Datum uitspraak:
Datum publicatie:
Rechtsgebied:
Zaaknummer:
Soort procedure:
Zittingsplaats:

Inhoudsindicatie:

Het betreft een naturalisatieverzoek. Betrokkene komt uit Guinee. De identiteit en nationaliteit kunnen niet worden vastgesteld. Het beroep op bewijsnood en artikel 4:84 slaagt niet. Het beroep is ongegrond.

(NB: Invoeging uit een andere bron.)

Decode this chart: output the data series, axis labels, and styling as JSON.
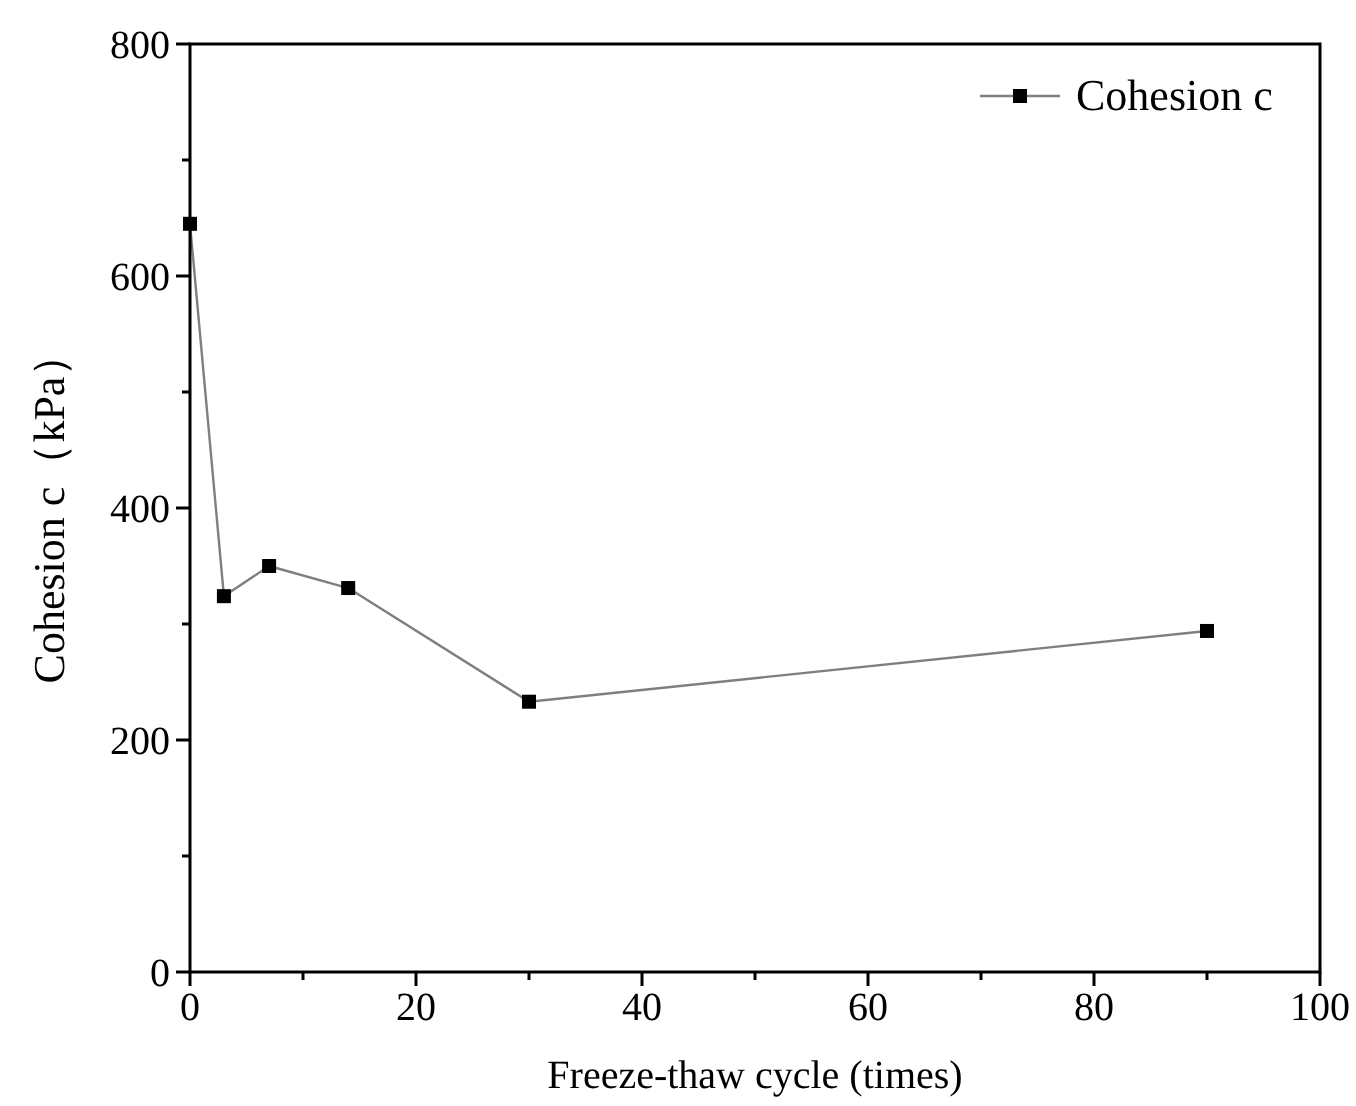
{
  "chart_data": {
    "type": "line",
    "xlabel": "Freeze-thaw cycle (times)",
    "ylabel": "Cohesion c（kPa）",
    "x": [
      0,
      3,
      7,
      14,
      30,
      90
    ],
    "series": [
      {
        "name": "Cohesion c",
        "color": "#000000",
        "values": [
          645,
          324,
          350,
          331,
          233,
          294
        ]
      }
    ],
    "xlim": [
      0,
      100
    ],
    "ylim": [
      0,
      800
    ],
    "xticks": [
      0,
      {
        "value": 10,
        "label": null
      },
      20,
      {
        "value": 30,
        "label": null
      },
      40,
      {
        "value": 50,
        "label": null
      },
      60,
      {
        "value": 70,
        "label": null
      },
      80,
      {
        "value": 90,
        "label": null
      },
      100
    ],
    "yticks": [
      0,
      {
        "value": 100,
        "label": null
      },
      200,
      {
        "value": 300,
        "label": null
      },
      400,
      {
        "value": 500,
        "label": null
      },
      600,
      {
        "value": 700,
        "label": null
      },
      800
    ],
    "marker": "square",
    "line_style": "solid",
    "legend": "top right",
    "grid": false
  }
}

Gepubliceerde uitspraken in deze zaak:

Uitspraak



RECHTBANK MIDDEN-NEDERLAND

Zittingsplaats Utrecht

Bestuursrecht

zaaknummer: UTR 21/3193

uitspraak van de enkelvoudige kamer van 1 maart 2022 in de zaak tussen

[eiseres] , te [woonplaats] , eiseres

(gemachtigde: mr. S.J. Koolen),

en

de Staatssecretaris van Justitie en Veiligheid, verweerder

(gemachtigde: H. El Hajoui).

Procesverloop

Bij besluit van 26 januari 2021 (het primaire besluit) heeft verweerder het verzoek om naturalisatie van eiseres afgewezen.

Bij besluit van 16 juni 2021 (het bestreden besluit) heeft verweerder het bezwaar van eiseres ongegrond verklaard.

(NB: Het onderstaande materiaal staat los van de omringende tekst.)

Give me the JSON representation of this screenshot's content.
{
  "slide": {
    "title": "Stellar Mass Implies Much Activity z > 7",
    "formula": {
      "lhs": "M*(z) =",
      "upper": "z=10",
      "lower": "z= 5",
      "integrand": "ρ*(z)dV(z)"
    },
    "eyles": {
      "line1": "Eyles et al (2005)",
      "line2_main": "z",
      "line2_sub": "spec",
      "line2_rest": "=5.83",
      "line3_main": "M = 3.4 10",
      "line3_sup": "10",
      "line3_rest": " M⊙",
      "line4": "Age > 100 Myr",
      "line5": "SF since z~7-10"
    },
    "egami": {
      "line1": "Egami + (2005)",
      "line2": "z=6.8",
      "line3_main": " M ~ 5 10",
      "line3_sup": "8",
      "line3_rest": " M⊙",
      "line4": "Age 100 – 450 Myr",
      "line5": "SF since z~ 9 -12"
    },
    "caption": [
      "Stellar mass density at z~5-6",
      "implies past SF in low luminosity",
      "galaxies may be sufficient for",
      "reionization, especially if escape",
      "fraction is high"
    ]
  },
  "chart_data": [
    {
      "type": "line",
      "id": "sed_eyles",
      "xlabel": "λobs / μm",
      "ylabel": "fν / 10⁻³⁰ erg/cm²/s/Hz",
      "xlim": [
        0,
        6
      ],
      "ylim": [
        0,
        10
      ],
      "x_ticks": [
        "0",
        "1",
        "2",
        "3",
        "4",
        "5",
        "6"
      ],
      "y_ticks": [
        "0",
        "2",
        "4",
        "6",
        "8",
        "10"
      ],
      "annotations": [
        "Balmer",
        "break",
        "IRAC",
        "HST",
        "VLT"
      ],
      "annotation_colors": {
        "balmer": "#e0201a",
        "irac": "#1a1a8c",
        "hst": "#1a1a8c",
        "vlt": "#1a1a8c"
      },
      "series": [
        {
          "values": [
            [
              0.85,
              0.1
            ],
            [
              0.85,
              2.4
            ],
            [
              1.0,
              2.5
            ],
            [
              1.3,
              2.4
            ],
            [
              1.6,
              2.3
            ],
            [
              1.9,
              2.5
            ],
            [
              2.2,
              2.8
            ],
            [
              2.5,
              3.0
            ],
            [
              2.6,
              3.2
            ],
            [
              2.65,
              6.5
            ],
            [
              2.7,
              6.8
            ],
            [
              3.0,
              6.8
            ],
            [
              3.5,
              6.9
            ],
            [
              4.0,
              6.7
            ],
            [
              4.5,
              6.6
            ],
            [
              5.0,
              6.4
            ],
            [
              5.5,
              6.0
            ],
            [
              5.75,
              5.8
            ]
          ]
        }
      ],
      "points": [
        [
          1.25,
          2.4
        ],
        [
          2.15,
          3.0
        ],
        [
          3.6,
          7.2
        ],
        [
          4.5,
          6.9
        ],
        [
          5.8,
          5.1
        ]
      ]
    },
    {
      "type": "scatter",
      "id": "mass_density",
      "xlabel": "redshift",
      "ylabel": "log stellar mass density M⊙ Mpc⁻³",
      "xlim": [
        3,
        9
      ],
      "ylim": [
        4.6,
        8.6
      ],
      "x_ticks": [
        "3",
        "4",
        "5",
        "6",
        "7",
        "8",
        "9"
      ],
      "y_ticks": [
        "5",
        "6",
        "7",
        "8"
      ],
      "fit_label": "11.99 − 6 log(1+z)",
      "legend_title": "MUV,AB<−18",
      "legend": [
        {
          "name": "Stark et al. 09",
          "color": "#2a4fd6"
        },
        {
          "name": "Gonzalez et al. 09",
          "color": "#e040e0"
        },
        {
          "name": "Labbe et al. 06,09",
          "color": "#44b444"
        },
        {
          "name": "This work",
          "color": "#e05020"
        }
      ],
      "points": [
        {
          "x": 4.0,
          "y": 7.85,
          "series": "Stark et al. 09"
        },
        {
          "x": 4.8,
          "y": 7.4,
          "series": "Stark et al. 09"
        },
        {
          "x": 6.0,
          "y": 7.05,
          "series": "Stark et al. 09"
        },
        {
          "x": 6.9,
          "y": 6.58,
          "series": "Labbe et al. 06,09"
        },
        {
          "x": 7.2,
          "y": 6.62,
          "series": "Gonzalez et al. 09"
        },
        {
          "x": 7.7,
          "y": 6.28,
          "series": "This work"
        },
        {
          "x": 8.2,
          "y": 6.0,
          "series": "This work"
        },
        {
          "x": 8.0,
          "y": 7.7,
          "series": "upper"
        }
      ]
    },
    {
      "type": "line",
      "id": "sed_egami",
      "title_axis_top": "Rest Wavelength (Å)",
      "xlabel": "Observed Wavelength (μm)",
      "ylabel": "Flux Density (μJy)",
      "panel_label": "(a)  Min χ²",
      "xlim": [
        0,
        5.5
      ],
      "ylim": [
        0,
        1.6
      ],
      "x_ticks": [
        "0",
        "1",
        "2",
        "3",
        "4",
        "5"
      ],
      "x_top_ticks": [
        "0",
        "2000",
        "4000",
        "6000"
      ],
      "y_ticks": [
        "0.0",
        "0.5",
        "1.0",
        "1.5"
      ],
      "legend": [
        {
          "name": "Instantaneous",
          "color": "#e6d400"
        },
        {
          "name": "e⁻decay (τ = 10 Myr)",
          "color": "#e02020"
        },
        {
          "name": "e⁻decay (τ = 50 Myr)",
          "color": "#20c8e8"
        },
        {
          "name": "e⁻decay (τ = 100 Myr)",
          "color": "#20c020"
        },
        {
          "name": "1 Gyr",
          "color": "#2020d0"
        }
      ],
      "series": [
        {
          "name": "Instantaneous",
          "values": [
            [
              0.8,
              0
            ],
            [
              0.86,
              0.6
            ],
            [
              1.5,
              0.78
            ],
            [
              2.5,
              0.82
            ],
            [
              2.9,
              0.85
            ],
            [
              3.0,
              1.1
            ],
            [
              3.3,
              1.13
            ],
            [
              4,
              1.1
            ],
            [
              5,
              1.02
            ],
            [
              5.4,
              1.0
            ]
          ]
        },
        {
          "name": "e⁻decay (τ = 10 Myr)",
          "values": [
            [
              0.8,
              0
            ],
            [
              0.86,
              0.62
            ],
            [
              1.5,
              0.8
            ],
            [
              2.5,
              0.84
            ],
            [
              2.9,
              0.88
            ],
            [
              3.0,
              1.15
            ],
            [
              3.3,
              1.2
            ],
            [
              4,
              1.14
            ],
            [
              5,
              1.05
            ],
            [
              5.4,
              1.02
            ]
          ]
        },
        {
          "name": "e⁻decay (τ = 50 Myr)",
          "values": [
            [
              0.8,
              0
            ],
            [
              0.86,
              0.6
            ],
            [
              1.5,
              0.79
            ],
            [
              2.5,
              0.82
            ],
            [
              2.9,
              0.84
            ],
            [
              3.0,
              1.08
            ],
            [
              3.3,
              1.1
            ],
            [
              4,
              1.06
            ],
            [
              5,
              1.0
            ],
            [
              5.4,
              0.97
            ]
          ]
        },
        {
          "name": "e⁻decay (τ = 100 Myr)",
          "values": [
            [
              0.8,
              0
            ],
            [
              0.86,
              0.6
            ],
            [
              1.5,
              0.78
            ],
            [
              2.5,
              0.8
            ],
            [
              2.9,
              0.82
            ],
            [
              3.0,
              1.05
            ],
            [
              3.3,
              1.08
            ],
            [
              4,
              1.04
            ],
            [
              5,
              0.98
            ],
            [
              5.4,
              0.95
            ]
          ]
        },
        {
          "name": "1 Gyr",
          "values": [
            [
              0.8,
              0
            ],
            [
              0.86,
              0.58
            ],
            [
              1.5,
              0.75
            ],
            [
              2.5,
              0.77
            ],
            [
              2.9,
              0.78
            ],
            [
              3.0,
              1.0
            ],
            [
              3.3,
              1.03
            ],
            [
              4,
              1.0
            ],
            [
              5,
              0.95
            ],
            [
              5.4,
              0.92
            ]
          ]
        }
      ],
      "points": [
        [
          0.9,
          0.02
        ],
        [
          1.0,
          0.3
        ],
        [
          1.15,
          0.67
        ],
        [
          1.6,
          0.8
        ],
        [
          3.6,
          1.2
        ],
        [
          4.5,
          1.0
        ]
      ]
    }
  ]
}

Eiseres heeft tegen het bestreden besluit beroep ingesteld.

Verweerder heeft een verweerschrift ingediend.

Het onderzoek ter zitting heeft via Skype for Business plaatsgevonden op 25 november 2021. Eiseres is verschenen, bijgestaan door haar gemachtigde. Verweerder heeft zich laten vertegenwoordigen door zijn gemachtigde.

Overwegingen

1. Eiseres is in het bezit van een verblijfsvergunning regulier voor bepaalde tijd en heeft op 5 juli 2019 een verzoek om naturalisatie ingediend. Eiseres heeft daartoe de volgende documenten overgelegd:

een Guinees paspoort, afgegeven op 18 februari 2016 en geldig tot 18 februari 2021;

twee boarding tickets;

een Nederlands reisdocument, afgegeven op 6 juni 2012 en geldig tot 4 juni 2016;

een Jugement Supplétif, opgemaakt door een rechtbank in Guinee en afgegeven op 15 februari 2016;

een uittreksel van de burgerlijke stand, afgegeven op 15 februari 2016.

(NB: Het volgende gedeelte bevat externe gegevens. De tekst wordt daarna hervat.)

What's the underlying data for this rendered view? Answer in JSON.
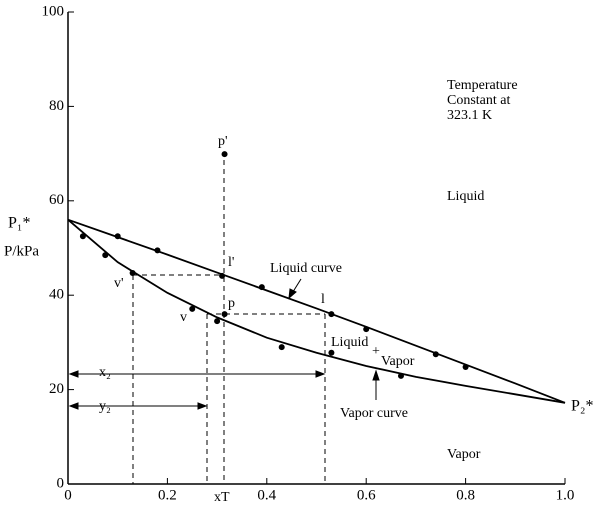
{
  "chart_data": {
    "type": "line",
    "y_label": "P/kPa",
    "xlim": [
      0,
      1
    ],
    "ylim": [
      0,
      100
    ],
    "xticks": [
      0,
      0.2,
      0.4,
      0.6,
      0.8,
      {
        "value": 1,
        "label": "1.0"
      }
    ],
    "yticks": [
      0,
      20,
      40,
      60,
      80,
      100
    ],
    "x": [
      0,
      0.1,
      0.2,
      0.3,
      0.4,
      0.5,
      0.6,
      0.7,
      0.8,
      0.9,
      1.0
    ],
    "series": [
      {
        "name": "Liquid curve",
        "color": "#000000",
        "values": [
          56,
          52.3,
          48.6,
          44.8,
          41.0,
          37.2,
          33.3,
          29.3,
          25.3,
          21.3,
          17.2
        ]
      },
      {
        "name": "Vapor curve",
        "color": "#000000",
        "values": [
          56,
          47.0,
          40.5,
          35.3,
          31.0,
          27.8,
          25.0,
          22.7,
          20.8,
          19.0,
          17.2
        ]
      }
    ],
    "points": {
      "x": [
        0.1,
        0.18,
        0.39,
        0.53,
        0.6,
        0.74,
        0.8,
        0.03,
        0.075,
        0.13,
        0.25,
        0.3,
        0.43,
        0.53,
        0.67,
        0.315,
        0.315,
        0.31
      ],
      "values": [
        52.5,
        49.5,
        41.7,
        36,
        32.8,
        27.5,
        24.8,
        52.5,
        48.5,
        44.7,
        37.1,
        34.5,
        29,
        27.8,
        22.9,
        69.9,
        36,
        44.1
      ]
    },
    "p1_label": "P₁*",
    "p2_label": "P₂*",
    "annotations": [
      "Temperature",
      "Constant at",
      "323.1 K",
      "Liquid",
      "Vapor",
      "p'",
      "l'",
      "v'",
      "p",
      "l",
      "v",
      "Liquid",
      "+",
      "Vapor",
      "x₂",
      "y₂",
      "xT"
    ]
  }
}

2. Verweerder heeft het verzoek van eiseres afgewezen, omdat haar identiteit en nationaliteit door het ontbreken van een bevoegd opgemaakte en afgegeven geboorteakte niet met zekerheid kan worden vastgesteld. Op grond van de door eiseres overgelegde geboorteakten kan zij niet aantonen dat zij degene is die zij opgeeft te zijn. Verweerder baseert zich hierbij op documenten die in vreemdelingrechtelijke procedures zijn overgelegd en drie eerder opgestelde onderzoeksrapporten van het Bureau Documenten (hierna: het BD). Uit het rapport van 14 oktober 2016 blijkt dat de legalisaties op de achterzijde van de in eerste instantie overgelegde Jugement Supplétif en uittreksel van de burgerlijke stand vals zijn bevonden. Vervolgens heeft het BD in het rapport van 22 januari 2018 geconcludeerd dat het waarmerk en de legalisatie op de overgelegde kopie van de Jugement Supplétif, afgegeven door het Ministerie van Buitenlandse Zaken van Guinee op 17 oktober 2017, frauduleus zijn verkregen. Door het afplakken van de valse legalisatie kan namelijk niet meer worden gesproken van een ‘kopie conform origineel’. Het opzettelijk wegmaken van de valse legalisatie wordt gezien als een bevestiging van de valsheid, aangezien de Guinese autoriteiten niet op de hoogte waren van het afdekken van de eerdere legalisatie. De verklaring van de Guinese ambassade, afgegeven op 25 oktober 2017, waarbij de authenticiteit van de overgelegde documenten wordt bevestigd, is daarom met zekerheid grenzende waarschijnlijkheid frauduleus verkregen. Tot slot blijkt uit het rapport van het BD van 23 januari 2019 dat de opnieuw overgelegde Jugement Supplétif niet bevoegd is opgemaakt en afgegeven en het opnieuw overgelegde uittreksel van de burgerlijke stand frauduleus is verkregen. Niet aannemelijk is dat er een bevoegd opgemaakte en afgegeven geboorteakte ten grondslag heeft gelegen aan de afgifte van het echt bevonden Guinese paspoort van eiseres.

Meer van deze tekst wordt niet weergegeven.